Intervista ad Alex Caffi tra passato,presente e futuro

L’occasione è stata una gara di go kart con amici. Luogo, kartodromo PalaK di Cinisello Balsamo. Quello che ci sventola la bandiera a scacchi alla fine della gara è,si proprio lui, Alex Caffi.  Proprietario del Kartodromo, Alex ci spiega,dopo le corse Dakar, la sua nuova attività. Kart elettrici con recupero di energia kes tipo F1. Mega tensostruttura con pista (disegnata da lui,molto impegnativa)da 600mt. A far da contorno a tutto una bar pizzeria ristorante. Insomma come dice Alex,un luogo per tutti, per vivere la passione dei motori e della velocità su quattroruote.
Io,che mi ero preventivamente portato da casa una foto da fargli autografare,sperando di trovarlo, giro il coltello nella piaga dei ricordi quando gli mostro la foto che lo ritraee a bordo della Dallara a Montecarlo.

1989moncaffidallara

“Che piacere mi fa rivedere questa macchina. Guardala,quanto bella era? Le F1 di quegli anni erano bellissime” E come andava chiedo io?  “Aveva tantissimo grip al posteriore,una vettura fantastica sopratutto nei tracciati da trazione come Montecarlo e l’Ungheria”. Due gran premi che infatti portarono fortuna ad Alex.
Montecarlo gli chiedo,ma com’è guidare nel toboga monegasco? “Montecarlo o si ama o si odia. Io adoravo Montecarlo,gente come Piquet no. Montecarlo,almeno ai miei tempi,ora forse è più difficile,dava la possibilità ai piloti di lottare ad armi quasi pari. Di mostrare il proprio valore,anche se non eri in un top team. Senna lo adorava,andava proprio forte la.
La domanda nasce quindi spontanea.Che bella era quella F1 vero?
“Non è retorica,o perchè l’ho vissuta io.
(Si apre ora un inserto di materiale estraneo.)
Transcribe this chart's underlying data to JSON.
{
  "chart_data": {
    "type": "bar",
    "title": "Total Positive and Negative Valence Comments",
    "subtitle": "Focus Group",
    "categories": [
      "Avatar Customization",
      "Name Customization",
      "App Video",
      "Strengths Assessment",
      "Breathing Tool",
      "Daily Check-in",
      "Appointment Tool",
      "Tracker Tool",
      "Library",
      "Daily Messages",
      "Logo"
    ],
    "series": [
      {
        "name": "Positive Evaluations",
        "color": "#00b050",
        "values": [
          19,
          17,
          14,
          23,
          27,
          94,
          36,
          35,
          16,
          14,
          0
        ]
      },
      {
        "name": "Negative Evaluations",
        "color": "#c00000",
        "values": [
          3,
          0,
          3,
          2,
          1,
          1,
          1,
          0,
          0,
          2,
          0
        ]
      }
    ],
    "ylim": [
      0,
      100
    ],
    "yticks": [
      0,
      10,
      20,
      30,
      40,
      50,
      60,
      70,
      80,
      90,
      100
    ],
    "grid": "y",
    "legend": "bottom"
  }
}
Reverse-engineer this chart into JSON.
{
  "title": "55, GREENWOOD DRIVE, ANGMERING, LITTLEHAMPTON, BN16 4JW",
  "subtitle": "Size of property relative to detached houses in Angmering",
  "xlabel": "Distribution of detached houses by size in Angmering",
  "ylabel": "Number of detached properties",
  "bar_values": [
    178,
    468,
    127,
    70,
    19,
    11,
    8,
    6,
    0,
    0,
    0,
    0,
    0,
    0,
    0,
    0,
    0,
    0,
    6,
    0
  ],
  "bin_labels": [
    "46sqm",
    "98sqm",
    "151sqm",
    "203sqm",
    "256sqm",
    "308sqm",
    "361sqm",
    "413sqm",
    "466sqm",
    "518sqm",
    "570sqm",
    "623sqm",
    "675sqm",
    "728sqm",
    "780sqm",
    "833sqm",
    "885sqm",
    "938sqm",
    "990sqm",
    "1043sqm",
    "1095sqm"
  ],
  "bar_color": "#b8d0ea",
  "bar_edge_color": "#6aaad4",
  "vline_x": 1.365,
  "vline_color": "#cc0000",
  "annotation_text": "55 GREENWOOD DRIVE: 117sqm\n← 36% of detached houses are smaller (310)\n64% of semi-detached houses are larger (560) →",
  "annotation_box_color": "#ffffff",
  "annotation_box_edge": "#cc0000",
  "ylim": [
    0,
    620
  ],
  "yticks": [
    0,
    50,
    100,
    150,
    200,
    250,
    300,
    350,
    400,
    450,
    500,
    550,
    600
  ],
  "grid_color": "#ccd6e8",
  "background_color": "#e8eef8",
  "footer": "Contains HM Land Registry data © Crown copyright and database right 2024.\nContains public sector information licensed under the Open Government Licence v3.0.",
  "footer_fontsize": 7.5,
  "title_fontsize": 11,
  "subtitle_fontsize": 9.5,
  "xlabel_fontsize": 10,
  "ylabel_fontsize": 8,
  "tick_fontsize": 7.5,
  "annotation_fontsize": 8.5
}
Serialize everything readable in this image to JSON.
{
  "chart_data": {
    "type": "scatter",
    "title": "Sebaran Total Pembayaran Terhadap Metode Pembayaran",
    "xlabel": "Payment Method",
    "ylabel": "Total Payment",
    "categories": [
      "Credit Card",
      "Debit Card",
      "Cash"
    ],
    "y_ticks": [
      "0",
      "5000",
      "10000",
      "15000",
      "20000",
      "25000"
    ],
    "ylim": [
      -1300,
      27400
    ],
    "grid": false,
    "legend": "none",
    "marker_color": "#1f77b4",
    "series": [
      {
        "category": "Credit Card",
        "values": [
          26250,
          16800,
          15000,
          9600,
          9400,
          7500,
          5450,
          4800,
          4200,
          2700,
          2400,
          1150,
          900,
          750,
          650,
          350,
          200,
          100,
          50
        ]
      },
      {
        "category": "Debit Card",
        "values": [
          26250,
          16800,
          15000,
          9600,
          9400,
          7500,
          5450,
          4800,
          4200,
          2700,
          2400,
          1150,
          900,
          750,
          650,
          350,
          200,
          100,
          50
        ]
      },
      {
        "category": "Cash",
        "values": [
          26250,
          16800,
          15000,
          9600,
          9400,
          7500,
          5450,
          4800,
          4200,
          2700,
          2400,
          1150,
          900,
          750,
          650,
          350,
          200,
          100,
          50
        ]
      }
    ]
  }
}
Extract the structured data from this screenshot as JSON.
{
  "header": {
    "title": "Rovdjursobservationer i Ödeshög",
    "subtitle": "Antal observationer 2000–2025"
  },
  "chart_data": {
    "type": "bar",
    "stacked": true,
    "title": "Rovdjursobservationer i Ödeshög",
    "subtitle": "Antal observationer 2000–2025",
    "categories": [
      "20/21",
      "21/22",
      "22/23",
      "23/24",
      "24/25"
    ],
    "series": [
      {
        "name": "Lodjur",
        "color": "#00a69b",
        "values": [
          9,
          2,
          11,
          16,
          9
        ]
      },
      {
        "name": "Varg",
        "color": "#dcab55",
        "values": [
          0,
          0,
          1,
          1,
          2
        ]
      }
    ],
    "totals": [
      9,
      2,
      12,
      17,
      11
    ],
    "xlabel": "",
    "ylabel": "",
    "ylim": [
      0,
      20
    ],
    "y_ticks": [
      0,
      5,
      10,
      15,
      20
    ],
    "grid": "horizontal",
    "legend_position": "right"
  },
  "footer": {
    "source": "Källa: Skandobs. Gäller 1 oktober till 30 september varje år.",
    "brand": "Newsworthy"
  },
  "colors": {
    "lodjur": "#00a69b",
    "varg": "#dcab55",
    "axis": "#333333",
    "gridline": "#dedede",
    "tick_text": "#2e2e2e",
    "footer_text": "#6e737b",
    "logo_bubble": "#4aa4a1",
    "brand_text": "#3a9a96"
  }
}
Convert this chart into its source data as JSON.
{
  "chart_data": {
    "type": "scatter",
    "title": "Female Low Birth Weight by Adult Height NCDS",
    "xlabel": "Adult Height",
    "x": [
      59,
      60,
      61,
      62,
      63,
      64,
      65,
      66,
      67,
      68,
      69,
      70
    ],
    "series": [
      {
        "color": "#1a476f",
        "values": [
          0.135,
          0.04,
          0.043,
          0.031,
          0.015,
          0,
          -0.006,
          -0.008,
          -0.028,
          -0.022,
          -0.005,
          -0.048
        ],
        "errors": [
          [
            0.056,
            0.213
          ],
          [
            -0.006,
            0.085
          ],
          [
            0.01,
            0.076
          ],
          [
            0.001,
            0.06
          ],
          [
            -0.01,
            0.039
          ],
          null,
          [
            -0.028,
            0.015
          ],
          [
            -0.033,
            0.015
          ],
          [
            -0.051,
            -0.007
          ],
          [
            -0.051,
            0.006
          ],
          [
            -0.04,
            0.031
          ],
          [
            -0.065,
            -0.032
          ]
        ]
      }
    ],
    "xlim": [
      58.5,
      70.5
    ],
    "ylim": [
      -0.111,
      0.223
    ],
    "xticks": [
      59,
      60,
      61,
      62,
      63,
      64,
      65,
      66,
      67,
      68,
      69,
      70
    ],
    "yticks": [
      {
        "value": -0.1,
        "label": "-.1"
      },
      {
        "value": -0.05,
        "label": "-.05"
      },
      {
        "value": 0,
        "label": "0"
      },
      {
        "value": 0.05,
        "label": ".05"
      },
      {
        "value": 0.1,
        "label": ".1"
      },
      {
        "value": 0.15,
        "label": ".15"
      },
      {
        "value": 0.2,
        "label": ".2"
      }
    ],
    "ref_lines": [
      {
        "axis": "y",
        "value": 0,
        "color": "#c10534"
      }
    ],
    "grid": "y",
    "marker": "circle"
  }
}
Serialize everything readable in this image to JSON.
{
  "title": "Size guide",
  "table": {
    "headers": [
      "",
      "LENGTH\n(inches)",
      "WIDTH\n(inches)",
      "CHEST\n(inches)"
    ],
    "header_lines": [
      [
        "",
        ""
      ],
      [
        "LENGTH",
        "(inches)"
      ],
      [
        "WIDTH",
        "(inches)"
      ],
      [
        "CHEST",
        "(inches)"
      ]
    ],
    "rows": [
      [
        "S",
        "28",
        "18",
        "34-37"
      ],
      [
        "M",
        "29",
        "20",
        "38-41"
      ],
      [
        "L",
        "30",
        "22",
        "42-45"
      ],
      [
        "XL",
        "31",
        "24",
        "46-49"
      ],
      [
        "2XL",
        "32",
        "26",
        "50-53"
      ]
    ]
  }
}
Ma penso che quella era veramente una bella F1,anche più umana. Guarda le linee delle vetture, quanto belle erano? Certo,anche ai miei tempi i Rosberg,i Lauda,dicevani che era meglio la loro F1, ma penso che il periodo in cui ho corso io forse veramente tra i migliori,per auto e piloti”
L’occhio cade su di un paio di foto della Osella…

IMG_0161

“Che emozioni. Quei turbo.Pigiavi l’acceleratore e la risposta del turbo arrivava dopo mezz’ora. Erano auto fisiche,dure da portare a spasso. Mi vien da ridere a pensare a certi piloti di oggi che si lamentano”
Poi una foto di Alex fermo ai box a Detroit senza la parte superiore della carrozzeria. La vasca telaio nero carbonio ben in vista, con gli attacchi delle  sospensioni ad altezza gambe.Dai fori si vedevano uscire i piedi...”Dovevamo essere pazzi, ma allora era la miglior sicurezza che avevamo” soridendo.

IMG_2718
Poi una battuta sull’Andrea Moda…ho rischiato a farla (e qui a posteriori rido io) ma Alex,anche lui sorridendo mi fa “Che dire,Andrea ci ha provato,era bello perchè era un tempo in cui potevi provarci”.
Noi ed Alex saremo rimasti a parlare per ore,la dakar,l’endurance, molte sono le cose che avremo voluto chiedergli.Ma io tempo è tiranno, e tra l’altro Alex doveva premiare chi aveva vinto la gara tra noi amici.
Uno di noi Alex. Speriamo di ritrovarlo il prossimo anno,e continuare la nostra chiaccherata. Per lui ci sono altri progetti ora,la Dakar, e l’apertura di nuove piste coi kart elettrici in giro per l’Europa.